It’s Wasp Season In Illinois: Here’s Why You Shouldn’t Kill Them
I have very little trouble admitting that I've killed more than a few wasps in my time. I've always had a live and let live relationship with bees, but wasps have always been on my kill-on-sight list.
I even went so far as to order the most souped-up electric bug-zapping racket I could find on Amazon. This thing is a one touch-one corpse gadget, and it has left a pile of wasp bodies in its wake, let me tell you. I also added the salt shooting "Bug-A-Salt" gun to my backyard arsenal. Think of it as a shotgun that fires table salt that obliterates insect pests.
It Turns Out That Wasps Do A Lot Of Good. Really.
So what good are these things that offer up painful stings, build nests under our eaves and decks, and seemingly do little else besides buzz around you and your family while you're trying to enjoy a night on the patio?
A piece up at ThoughtCo.com says that wasps of all sorts offer some great ecological benefits like "pollination, predation, and parasitism." I know what the first two are, but the last one sounds like a word that describes many politicians.

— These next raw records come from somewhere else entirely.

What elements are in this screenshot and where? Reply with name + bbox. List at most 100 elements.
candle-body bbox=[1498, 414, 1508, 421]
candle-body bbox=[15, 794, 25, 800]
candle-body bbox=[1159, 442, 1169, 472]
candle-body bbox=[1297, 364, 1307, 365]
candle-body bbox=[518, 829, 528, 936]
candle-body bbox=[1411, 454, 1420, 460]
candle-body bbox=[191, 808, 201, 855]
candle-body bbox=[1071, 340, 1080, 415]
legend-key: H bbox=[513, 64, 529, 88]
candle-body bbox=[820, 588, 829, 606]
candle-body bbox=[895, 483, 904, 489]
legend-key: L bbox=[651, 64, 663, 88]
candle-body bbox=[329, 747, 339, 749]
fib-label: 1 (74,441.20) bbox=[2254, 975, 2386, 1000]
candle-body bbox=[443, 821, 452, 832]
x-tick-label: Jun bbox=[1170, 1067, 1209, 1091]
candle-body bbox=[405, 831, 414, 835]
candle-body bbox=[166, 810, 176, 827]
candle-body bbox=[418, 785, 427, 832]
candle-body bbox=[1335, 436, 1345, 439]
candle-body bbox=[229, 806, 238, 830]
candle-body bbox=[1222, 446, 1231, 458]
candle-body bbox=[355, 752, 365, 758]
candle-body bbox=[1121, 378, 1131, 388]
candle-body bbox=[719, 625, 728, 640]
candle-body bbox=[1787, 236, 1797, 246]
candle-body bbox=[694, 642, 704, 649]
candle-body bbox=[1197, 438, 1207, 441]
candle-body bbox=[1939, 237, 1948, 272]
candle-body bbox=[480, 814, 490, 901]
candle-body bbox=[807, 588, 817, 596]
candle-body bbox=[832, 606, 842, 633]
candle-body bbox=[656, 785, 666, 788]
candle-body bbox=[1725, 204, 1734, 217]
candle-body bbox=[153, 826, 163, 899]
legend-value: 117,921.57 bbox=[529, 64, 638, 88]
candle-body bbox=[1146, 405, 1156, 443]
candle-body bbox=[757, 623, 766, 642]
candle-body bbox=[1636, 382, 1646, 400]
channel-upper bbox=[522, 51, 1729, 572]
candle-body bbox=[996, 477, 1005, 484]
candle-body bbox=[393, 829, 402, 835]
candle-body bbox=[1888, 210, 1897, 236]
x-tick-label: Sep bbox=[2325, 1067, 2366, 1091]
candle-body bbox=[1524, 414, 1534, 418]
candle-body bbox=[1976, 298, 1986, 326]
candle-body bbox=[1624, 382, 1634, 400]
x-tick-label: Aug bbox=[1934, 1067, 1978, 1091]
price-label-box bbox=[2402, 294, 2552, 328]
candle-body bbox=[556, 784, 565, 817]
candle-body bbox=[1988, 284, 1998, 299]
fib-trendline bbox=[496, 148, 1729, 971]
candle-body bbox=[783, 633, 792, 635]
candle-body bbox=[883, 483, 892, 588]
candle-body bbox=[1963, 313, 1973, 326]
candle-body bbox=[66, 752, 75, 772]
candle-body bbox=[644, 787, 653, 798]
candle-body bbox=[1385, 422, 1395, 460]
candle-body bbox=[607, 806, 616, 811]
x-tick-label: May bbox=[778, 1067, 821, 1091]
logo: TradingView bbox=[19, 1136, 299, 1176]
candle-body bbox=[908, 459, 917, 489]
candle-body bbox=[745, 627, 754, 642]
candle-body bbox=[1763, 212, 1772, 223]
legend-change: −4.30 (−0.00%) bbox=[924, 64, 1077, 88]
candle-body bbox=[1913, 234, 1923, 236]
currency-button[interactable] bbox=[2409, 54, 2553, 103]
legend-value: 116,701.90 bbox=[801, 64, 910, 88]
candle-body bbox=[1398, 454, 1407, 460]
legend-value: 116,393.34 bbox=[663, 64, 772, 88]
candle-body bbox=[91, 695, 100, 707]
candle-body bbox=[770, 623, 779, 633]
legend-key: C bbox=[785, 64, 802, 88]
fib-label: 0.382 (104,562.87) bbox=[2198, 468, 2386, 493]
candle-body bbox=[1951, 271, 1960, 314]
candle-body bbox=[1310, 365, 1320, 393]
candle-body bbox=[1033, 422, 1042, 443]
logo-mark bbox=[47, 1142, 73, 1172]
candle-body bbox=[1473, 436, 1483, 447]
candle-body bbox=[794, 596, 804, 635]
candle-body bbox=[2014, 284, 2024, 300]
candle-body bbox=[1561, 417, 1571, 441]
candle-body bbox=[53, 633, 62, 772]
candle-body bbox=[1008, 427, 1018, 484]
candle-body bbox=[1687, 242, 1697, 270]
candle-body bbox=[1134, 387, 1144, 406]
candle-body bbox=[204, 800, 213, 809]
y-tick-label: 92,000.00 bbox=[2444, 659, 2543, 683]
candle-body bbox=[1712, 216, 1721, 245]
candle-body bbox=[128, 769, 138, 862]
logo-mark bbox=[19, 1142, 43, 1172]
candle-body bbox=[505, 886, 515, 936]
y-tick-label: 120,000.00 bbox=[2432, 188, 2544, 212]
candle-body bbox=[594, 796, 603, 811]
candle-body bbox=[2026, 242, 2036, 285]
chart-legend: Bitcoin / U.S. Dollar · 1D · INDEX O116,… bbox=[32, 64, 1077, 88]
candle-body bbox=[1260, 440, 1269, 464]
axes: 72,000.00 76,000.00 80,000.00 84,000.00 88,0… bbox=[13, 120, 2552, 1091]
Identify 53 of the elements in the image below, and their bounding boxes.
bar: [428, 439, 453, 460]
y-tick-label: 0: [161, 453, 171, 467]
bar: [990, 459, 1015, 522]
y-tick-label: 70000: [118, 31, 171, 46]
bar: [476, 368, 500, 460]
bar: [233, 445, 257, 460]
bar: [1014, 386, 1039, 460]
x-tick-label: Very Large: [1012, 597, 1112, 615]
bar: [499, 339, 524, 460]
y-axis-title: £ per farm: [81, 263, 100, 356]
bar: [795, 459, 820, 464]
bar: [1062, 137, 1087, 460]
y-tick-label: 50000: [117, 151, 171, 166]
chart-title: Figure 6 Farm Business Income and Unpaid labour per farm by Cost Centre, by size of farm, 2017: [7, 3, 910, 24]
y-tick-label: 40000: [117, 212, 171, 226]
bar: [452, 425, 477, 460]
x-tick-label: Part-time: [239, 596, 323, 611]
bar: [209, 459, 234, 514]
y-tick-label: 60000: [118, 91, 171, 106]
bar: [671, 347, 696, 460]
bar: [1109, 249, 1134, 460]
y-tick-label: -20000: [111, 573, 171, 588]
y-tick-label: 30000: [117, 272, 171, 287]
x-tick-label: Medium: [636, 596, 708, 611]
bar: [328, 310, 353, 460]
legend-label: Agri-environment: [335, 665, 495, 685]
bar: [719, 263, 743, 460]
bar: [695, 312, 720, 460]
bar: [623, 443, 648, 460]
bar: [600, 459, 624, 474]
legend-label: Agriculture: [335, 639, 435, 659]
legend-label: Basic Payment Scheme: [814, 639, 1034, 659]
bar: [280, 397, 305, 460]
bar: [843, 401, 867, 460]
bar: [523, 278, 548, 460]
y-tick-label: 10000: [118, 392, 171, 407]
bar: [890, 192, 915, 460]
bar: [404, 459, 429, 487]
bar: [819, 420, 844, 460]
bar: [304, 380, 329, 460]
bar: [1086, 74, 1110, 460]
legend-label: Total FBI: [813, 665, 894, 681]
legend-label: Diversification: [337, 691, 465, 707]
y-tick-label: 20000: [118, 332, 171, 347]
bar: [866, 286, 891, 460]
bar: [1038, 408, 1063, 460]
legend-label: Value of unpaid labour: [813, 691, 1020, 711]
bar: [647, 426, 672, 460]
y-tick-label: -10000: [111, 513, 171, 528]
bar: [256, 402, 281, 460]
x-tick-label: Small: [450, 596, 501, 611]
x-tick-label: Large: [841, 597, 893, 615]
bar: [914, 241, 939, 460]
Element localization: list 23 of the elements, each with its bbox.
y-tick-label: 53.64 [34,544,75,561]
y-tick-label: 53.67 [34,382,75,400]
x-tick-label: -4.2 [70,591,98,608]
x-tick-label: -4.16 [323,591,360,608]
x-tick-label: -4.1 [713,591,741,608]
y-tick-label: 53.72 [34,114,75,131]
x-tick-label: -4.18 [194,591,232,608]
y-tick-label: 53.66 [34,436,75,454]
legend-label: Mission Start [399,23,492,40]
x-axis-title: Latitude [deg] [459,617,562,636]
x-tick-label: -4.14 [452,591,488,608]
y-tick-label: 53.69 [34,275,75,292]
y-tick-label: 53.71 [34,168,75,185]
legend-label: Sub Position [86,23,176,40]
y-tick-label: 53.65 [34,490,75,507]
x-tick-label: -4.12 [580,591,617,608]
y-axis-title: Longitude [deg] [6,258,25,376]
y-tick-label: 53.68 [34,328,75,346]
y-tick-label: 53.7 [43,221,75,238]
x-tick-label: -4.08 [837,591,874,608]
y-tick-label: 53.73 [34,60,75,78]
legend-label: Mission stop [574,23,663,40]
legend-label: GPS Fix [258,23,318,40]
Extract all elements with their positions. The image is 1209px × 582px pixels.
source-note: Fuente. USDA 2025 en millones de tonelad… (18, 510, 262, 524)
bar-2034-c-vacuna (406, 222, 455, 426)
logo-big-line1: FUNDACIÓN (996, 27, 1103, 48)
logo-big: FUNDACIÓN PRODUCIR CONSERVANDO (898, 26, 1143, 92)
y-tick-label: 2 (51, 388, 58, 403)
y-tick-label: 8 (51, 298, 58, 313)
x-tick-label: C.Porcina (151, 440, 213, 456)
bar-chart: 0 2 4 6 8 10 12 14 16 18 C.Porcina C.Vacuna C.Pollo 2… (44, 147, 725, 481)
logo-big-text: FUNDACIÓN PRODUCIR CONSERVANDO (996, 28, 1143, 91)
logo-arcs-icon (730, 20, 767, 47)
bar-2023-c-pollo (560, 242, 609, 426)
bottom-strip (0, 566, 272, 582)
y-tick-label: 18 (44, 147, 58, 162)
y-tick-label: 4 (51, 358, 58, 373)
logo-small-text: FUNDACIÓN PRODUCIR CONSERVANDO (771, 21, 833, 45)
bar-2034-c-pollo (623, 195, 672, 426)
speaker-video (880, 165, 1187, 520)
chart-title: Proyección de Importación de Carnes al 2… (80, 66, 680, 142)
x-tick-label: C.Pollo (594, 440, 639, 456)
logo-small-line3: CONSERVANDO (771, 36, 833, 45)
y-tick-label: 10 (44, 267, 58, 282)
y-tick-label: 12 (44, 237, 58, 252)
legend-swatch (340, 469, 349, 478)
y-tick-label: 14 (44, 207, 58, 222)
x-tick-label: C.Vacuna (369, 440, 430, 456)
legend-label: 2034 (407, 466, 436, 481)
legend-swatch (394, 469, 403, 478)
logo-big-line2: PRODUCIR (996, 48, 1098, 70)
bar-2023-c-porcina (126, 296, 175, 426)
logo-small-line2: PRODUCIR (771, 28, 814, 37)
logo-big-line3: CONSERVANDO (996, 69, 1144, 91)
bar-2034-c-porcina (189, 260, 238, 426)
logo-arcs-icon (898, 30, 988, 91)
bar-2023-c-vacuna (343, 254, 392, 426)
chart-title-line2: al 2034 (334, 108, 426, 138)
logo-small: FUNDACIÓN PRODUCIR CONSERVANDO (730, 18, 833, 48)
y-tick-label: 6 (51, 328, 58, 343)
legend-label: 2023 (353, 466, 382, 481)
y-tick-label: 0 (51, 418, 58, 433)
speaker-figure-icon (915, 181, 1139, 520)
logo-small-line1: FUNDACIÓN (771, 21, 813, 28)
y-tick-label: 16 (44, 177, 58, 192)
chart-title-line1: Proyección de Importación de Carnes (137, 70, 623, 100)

Wasps are apparently interested in more things than just stinging us:
For instance, paper wasps carry caterpillars and leaf beetle larvae back to their nests to feed their growing young. Hornets provision their nests with all manner of live insects to sate the appetites of their developing larvae. It takes a lot of bugs to feed a hungry brood, and it's through these needs that both hornets and paper wasps provide vital pest control services.
So, wasps handle some of the much-needed pollination jobs, and they kill and eat all sorts of pests like caterpillars, spiders, and aphids. However, they are temperamental and territorial, and will happily sting you.
I'm not going to apologize for the ones I've "removed from the game," but maybe I might not be so quick to grab my zapping racket and Bug-A-Salt gun in the future.